Sunday, December 25, 2016

secrets tucked away in the brain



from the sea (5) –secrets by freda karpf





     Someone once told Mrs. Scattergood that we need our secrets to cushion our days ahead. She certainly would have appreciated a nice cushion for her head. ‘Perhaps a stranger’s bosom on a couch in IKEA,’ Baubo thought.
~
     Baubo noticed the wrack line. She always noticed that and then looked past to see if a plover nursery was above it, safe from the tide. Mrs. Scattergood’s Barry had teased about making her home safe by creating fake nest sites. This would create a legal wrack line and protect her environs from unwanted development.  After news of Barry’s death Mrs. Scattergood lost the truth about the nests somewhere between Barry’s idea for the scam and the hope that her home was a safe place for terns and plovers to nest.
~
     Secrets are such interesting parts of our memory.  They get tucked away in your brain the way one inch owls live beneath the bark’s lip. That’s their home. Small as it may be, it keeps the wind out, provides privacy and links the owls to everything that a tree is. Who’s to say the owl is not a part of the tree or the secret a reality in your own life not just a borrowed habitat? Everyone, she thought, longs for nests and the cushion of hope that their secrecy provides.
~
     Barry would never have put too much thought to secrets.  He would have them. He was one of those people who would attract others to go to him and relieve themselves of their secrets.  He was a safe. No doubt he would have kept it all locked inside; no different than the odd and spare Hobart parts he’d store in the warehouse.  Barry was the only one who knew what they were for. He was the sexton of mechanical parts.  What a job in a digital world.  His warehouse was as organized and archaic as a back room in the Smithsonian. He kept the good and the bad. Bad was either family stuff; pains that don’t go away or parts that were irreplaceable.  Good even if they were bad.  He might have worries about one of his kids or a friend he couldn’t help.
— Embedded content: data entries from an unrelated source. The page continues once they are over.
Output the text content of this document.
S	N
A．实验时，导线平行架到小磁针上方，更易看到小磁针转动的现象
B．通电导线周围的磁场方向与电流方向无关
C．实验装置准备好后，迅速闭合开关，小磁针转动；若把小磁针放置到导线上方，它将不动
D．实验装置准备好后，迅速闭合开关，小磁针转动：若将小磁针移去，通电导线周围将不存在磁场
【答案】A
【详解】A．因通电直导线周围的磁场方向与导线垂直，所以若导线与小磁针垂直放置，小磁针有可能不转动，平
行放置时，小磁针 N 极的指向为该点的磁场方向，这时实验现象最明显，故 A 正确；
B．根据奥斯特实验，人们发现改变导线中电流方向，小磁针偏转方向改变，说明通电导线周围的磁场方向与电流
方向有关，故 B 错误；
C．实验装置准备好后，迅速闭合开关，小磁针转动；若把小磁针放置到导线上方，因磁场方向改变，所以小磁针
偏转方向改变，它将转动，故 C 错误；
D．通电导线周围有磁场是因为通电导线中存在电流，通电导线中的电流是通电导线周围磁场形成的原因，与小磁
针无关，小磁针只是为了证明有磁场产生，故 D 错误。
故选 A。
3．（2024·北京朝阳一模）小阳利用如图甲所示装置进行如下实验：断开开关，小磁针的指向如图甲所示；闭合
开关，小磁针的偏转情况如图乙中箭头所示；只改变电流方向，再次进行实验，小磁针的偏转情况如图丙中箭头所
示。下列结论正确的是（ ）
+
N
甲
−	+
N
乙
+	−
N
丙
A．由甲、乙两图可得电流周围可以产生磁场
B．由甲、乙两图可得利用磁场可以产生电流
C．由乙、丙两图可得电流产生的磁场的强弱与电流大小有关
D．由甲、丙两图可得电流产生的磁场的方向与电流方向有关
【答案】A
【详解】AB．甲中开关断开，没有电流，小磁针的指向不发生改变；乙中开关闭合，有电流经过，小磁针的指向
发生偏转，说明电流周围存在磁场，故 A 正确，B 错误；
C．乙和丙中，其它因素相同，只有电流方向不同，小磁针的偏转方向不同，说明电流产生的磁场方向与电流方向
That was the bad pains for Barry.  He’d only share the notches on his belt indicating his weight loss or his new life plan. Never the worry. 
~         
     Baubo would surrender her love of mystery to help people search for what they need. Not knowing and finding bring the same excitement. Secrecy was imperative to be who we are. Without secrets we were only experimenting with who we are. Her belief was grown on the beaches of Eleusis. ‘Let ourselves and who we want to be shine through, with something held back to keep the soul strong.’  What is the difference between secrecy and privacy? We need both. Sometimes we need privacy to become who we are.  Sometimes, like terns, we need privacy to give birth. We need secrecy to protect our spirit. The terns need it to protect their eggs.
~
     Mrs. Scattergood remembered the feel of a woman’s breasts beneath her feet.  The definition of soft and delight. Hours of memories captured in a meager vocabulary of want. She didn’t know what to expect of herself or her lovers then. Her ego was a paper lantern, a pale light that eased her through days where she had no idea of who she was or what she wanted. There were no guidelines. 
~
     The whirlpool created by the wooden spoon had everything swirling.  Her memories; her longing satisfied and longing stretched too far to reach. 
~
     What is near isn’t wanted and what is wanted isn’t near.  What troubles she had with sex and longing. Was it the way with most women or just her?  How do you survey that one?  And then what comes ‘round the corner? More memories.  Like the ridges around a silver dollar reminding her of the simple joy in touching her lover.  Or the fast closing hole she called one lover’s heart.  What a dent in the mattress, she thought, as the center of the whirlpool disappeared into the surface of the soup.